Frank Wisner, le diplomate retraité envoyé par l’administration Obama auprès du président Moubarak, a provoqué un profond malaise le week end dernier à Washington.
Lorsqu’il a déclaré que Moubarak était “essentiel dans le processus de transition » et qu’il ne devrait pas être forcé à démissionner, exprimait-il la « vraie politique » du président Obama, qui venait juste de demander une « transition maintenant », ou les intérêts du lobby dont il est le conseiller ?
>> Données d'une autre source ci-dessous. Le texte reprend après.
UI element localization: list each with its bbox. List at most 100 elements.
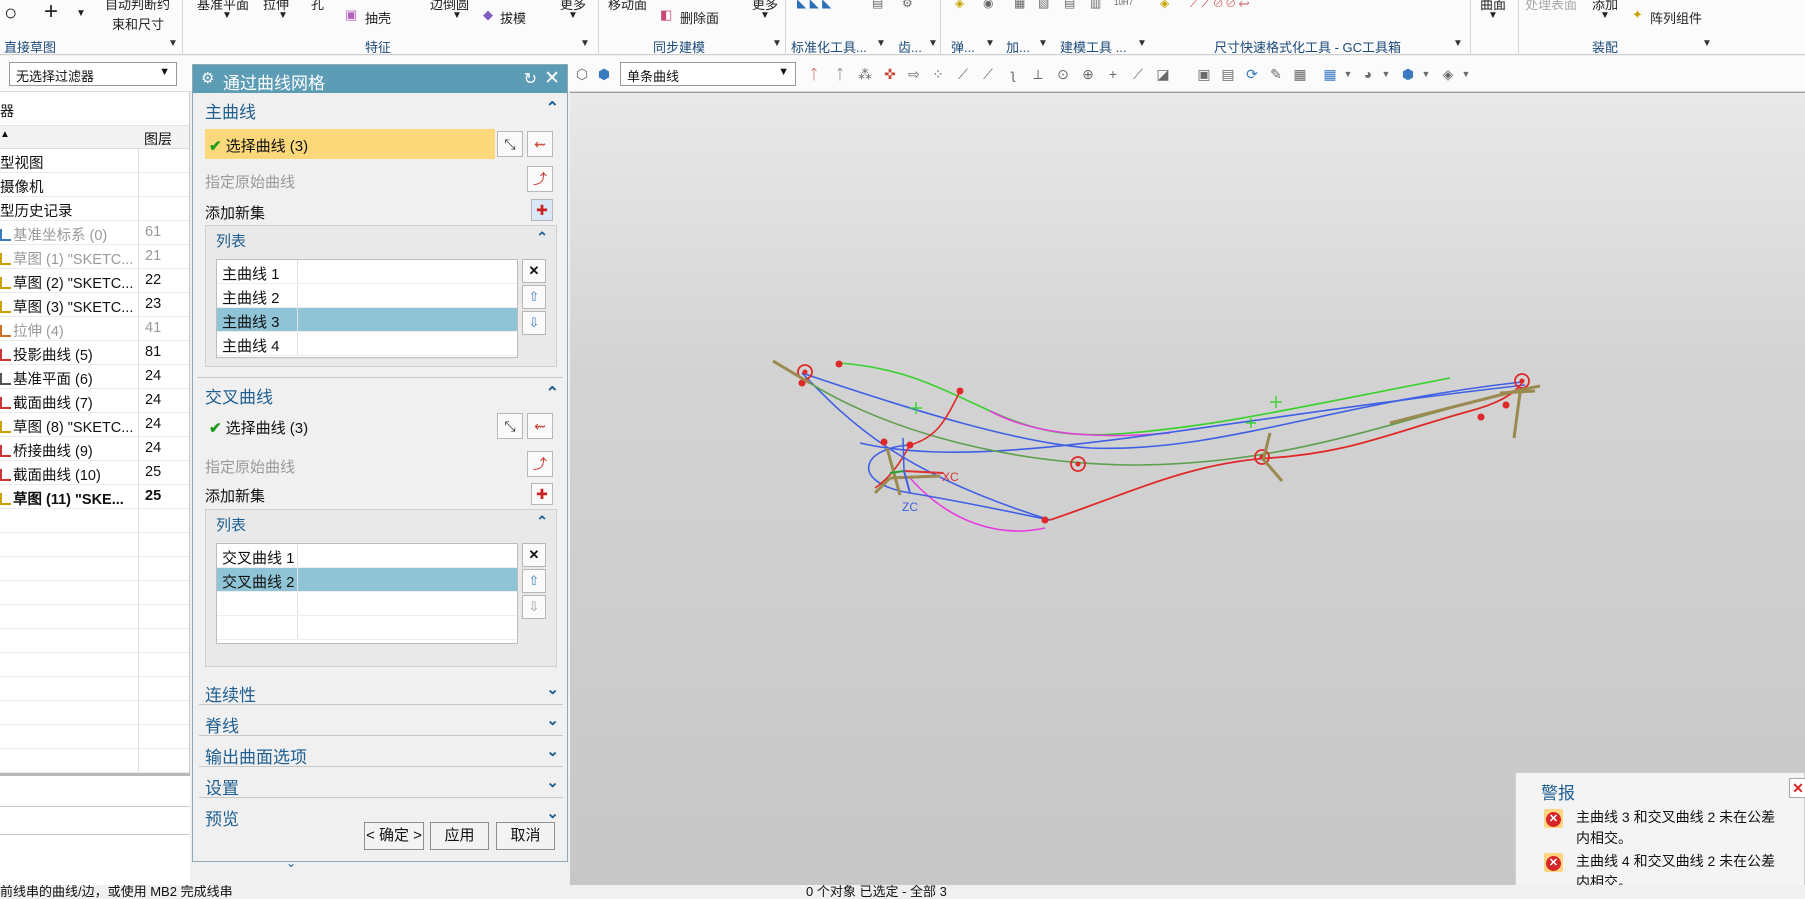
cancel-button[interactable]: 取消 [496,822,555,850]
navigator-row[interactable]: 草图 (3) "SKETC... 23 [0,293,189,317]
cube-view-icon[interactable]: ⬢ [1400,66,1416,82]
line-icon[interactable]: ⟋ [980,66,996,82]
reverse-direction-icon[interactable]: ⤡ [497,413,523,439]
section-output-surface[interactable]: 输出曲面选项 ⌄ [199,739,563,767]
curve-rule-dropdown[interactable]: 单条曲线 ▼ [620,62,796,86]
section-continuity[interactable]: 连续性 ⌄ [199,677,563,705]
ribbon-delete-face[interactable]: 删除面 [680,8,719,27]
primary-list-heading[interactable]: 列表 [216,230,246,251]
navigator-row[interactable]: 摄像机 [0,173,189,197]
plus-icon[interactable]: + [1105,66,1121,82]
navigator-row[interactable]: 型视图 [0,149,189,173]
group-assembly[interactable]: 装配 [1592,37,1618,55]
layers-icon[interactable]: ▦ [1292,66,1308,82]
chevron-down-icon[interactable]: ▼ [580,38,590,49]
ribbon-draft[interactable]: 拔模 [500,8,526,27]
navigator-row[interactable]: 截面曲线 (7) 24 [0,389,189,413]
chevron-down-icon[interactable]: ▼ [76,8,86,19]
group-gc-toolbox[interactable]: 尺寸快速格式化工具 - GC工具箱 [1214,37,1401,55]
reset-icon[interactable]: ↻ [524,69,537,89]
cross-list-item[interactable]: 交叉曲线 2 [217,568,517,592]
primary-list-item[interactable]: 主曲线 2 [217,284,517,308]
cross-list-item[interactable]: 交叉曲线 1 [217,544,517,568]
line-icon[interactable]: ⟋ [1130,66,1146,82]
intersection-icon[interactable]: ⟂ [1030,66,1046,82]
snap-connect-icon[interactable]: ✜ [882,66,898,82]
snap-endpoint-icon[interactable]: ᛏ [806,66,822,82]
cube-outline-icon[interactable]: ⬡ [574,66,590,82]
snap-tree-icon[interactable]: ⁂ [857,66,873,82]
column-layer-header[interactable]: 图层 [144,129,172,149]
rotate-icon[interactable]: ⟳ [1244,66,1260,82]
cross-curve-list[interactable]: 交叉曲线 1 交叉曲线 2 [216,543,518,644]
spring-icon[interactable]: ◈ [955,0,964,10]
remove-x-icon[interactable]: ✕ [522,543,546,567]
gc-tool-icon[interactable]: ◈ [1160,0,1169,10]
close-icon[interactable]: ✕ [544,67,560,90]
green-curve[interactable] [839,362,1451,436]
group-sync-modeling[interactable]: 同步建模 [653,37,705,55]
section-spine[interactable]: 脊线 ⌄ [199,708,563,736]
primary-list-item[interactable]: 主曲线 1 [217,260,517,284]
gear-tool-icon[interactable]: ▤ [872,0,883,10]
ribbon-shell[interactable]: 抽壳 [365,8,391,27]
navigator-row[interactable]: 草图 (2) "SKETC... 22 [0,269,189,293]
std-tools-icons[interactable]: ◣ ◣ ◣ [797,0,831,10]
reset-snap-icon[interactable]: ◪ [1155,66,1171,82]
ribbon-auto-constraint-line1[interactable]: 自动判断约 [105,0,170,13]
reverse-direction-icon[interactable]: ⤡ [497,131,523,157]
group-modeling-tools[interactable]: 建模工具 ... [1060,37,1126,55]
quadrant-icon[interactable]: ⊕ [1080,66,1096,82]
sort-arrow-icon[interactable]: ▲ [0,129,10,140]
chevron-down-icon[interactable]: ▼ [1453,38,1463,49]
navigator-row[interactable]: 基准平面 (6) 24 [0,365,189,389]
chevron-down-icon[interactable]: ▼ [222,10,232,21]
add-tool-icon[interactable]: ▦ [1014,0,1025,10]
dialog-titlebar[interactable]: ⚙ 通过曲线网格 ↻ ✕ [193,65,567,93]
chevron-up-icon[interactable]: ⌃ [546,98,559,118]
chevron-down-icon[interactable]: ▼ [985,38,995,49]
navigator-row[interactable]: 草图 (1) "SKETC... 21 [0,245,189,269]
modeling-tool-icon[interactable]: 10H7 [1114,0,1133,7]
modeling-tool-icon[interactable]: ▤ [1064,0,1075,10]
group-add[interactable]: 加... [1006,37,1030,55]
group-direct-sketch[interactable]: 直接草图 [4,37,56,55]
section-settings[interactable]: 设置 ⌄ [199,770,563,798]
chevron-down-icon[interactable]: ▼ [876,38,886,49]
chevron-down-icon[interactable]: ▼ [760,10,770,21]
plus-icon[interactable]: + [44,0,58,26]
primary-list-item[interactable]: 主曲线 4 [217,332,517,356]
navigator-row[interactable]: 投影曲线 (5) 81 [0,341,189,365]
show-hide-icon[interactable]: ◈ [1440,66,1456,82]
snap-midpoint-icon[interactable]: ᛏ [832,66,848,82]
chevron-down-icon[interactable]: ▼ [278,10,288,21]
circle-icon[interactable]: ○ [4,0,17,26]
group-spring[interactable]: 弹... [951,37,975,55]
primary-list-item[interactable]: 主曲线 3 [217,308,517,332]
gear-tool-icon[interactable]: ⚙ [902,0,913,10]
curve-rule-icon[interactable]: ⇜ [527,131,553,157]
selection-filter-dropdown[interactable]: 无选择过滤器 ▼ [9,62,177,86]
pencil-icon[interactable]: ✎ [1268,66,1284,82]
view-frame-icon[interactable]: ▤ [1220,66,1236,82]
navigator-row[interactable]: 截面曲线 (10) 25 [0,461,189,485]
cross-select-curves[interactable]: ✔ 选择曲线 (3) [205,411,495,441]
chevron-down-icon[interactable]: ▼ [1137,38,1147,49]
navigator-row[interactable]: 桥接曲线 (9) 24 [0,437,189,461]
alert-close-icon[interactable]: ✕ [1789,778,1805,798]
add-new-set-button[interactable]: ✚ [531,483,553,505]
chevron-up-icon[interactable]: ⌃ [536,229,548,246]
chevron-down-icon[interactable]: ⌄ [286,856,296,870]
navigator-row[interactable]: 型历史记录 [0,197,189,221]
snap-nodes-icon[interactable]: ⁘ [930,66,946,82]
blue-curve[interactable] [801,372,1051,521]
graphics-viewport[interactable]: XC ZC [570,92,1805,885]
zoom-view-icon[interactable]: ▣ [1196,66,1212,82]
curve-icon[interactable]: ʅ [1005,66,1021,82]
chevron-down-icon[interactable]: ▼ [1458,66,1474,82]
chevron-down-icon[interactable]: ▼ [1340,66,1356,82]
move-up-icon[interactable]: ⇧ [522,285,546,309]
navigator-row[interactable]: 草图 (11) "SKE... 25 [0,485,189,509]
chevron-down-icon[interactable]: ▼ [1600,10,1610,21]
navigator-row[interactable]: 草图 (8) "SKETC... 24 [0,413,189,437]
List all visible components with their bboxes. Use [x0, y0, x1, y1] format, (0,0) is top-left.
L’ancien ambassadeur des Etats-Unis au Caire, dont tout le monde reconnaît les qualités et l’entregent diplomatiques, collabore, en effet, depuis 2009 avec d’une société d’affaires publiques, Patton Boggs, qui défend l’Etat égyptien à Washington.
Cet incident souligne le phénomène de la revolving door, qui s’immisce régulièrement dans les relations internationales des Etats-Unis et complique leur diplomatie. Cette « porte tournante » institutionnalise le système de « pantouflage » d’anciens diplomates ou membres de l’administration dans des entreprises privées directement concernées par la politique étrangère des Etats-Unis.
Certes, il peut paraître logique que les Etats-Unis aient choisi d’envoyer en Egypte une personne dotée d’excellents contacts au sein du système Moubarak. Le président égyptien aurait-il accepté de discuter avec un envoyé spécial américain qu’il ne connaissait pas ou dont il pouvait craindre les intentions ?
Toutefois, en recourant à Frank Wisner, l’administration s’exposait à un retour de flamme : elle pouvait choquer l’opposition, parfaitement au courant des liens entre Wisner et Moubarak ; elle pouvait également se retrouver face à un envoyé spécial dont elle ne pouvait déterminer la loyauté. Dans les faits, Frank Wisner allait-il être le représentant de Barack Obama ou l’avocat de Hosni Moubarak ?
L’histoire des Etats-Unis est émaillée d’exemples qui démontrent l’intrusion de grandes entreprises dans la politique étrangère, débouchant très souvent sur un mélange des genres et sur des conflits d’intérêts embarrassants.
Le danger pour les intérêts stratégiques des Etats-Unis est réel. Comme le démontre Stephen Kinzer, du New York Times, dans son excellent livre Overthrow, des décisions graves, comme le renversement en 1953 du premier ministre nationaliste iranien Mossadegh ou le putsch en 1954 contre le gouvernement social-démocrate guatémaltèque du président Arbenz, ont été prises sous l’influence des grandes entreprises : les firmes pétrolières en Iran, la compagnie bananière United Fruit Company au Guatemala.
En 1954, lorsque la Maison Blanche approuva l’opération contre le président Arbenz, provoquant l’arrivée au pouvoir d’un régime d’extrême droite, deux personnes liées à la United Fruit occupaient des postes stratégiques au sein de l’administration : Allen Dulles dirigeait la CIA ; son frère John Forster Dulles était secrétaire d’Etat.
Les « réalistes » diront sans doute que, très souvent, les intérêts des multinationales américaines coïncident avec ceux de l’Etat américain et que dès lors ces convergences sont naturelles, voire bénéfiques. « Ce qui est bon pour la United Fruit est bon pour l’Amérique », disait-on à Washington en 1954.
D’autres, moins complaisants, relèveront, toutefois, que cette privatisation de la diplomatie américaine explique souvent la collusion des Etats-Unis avec des dictatures et l’aveuglement dont ils ont régulièrement fait preuve, pour leur grand malheur, à propos de pays clés, de l’Iran…à l’Egypte.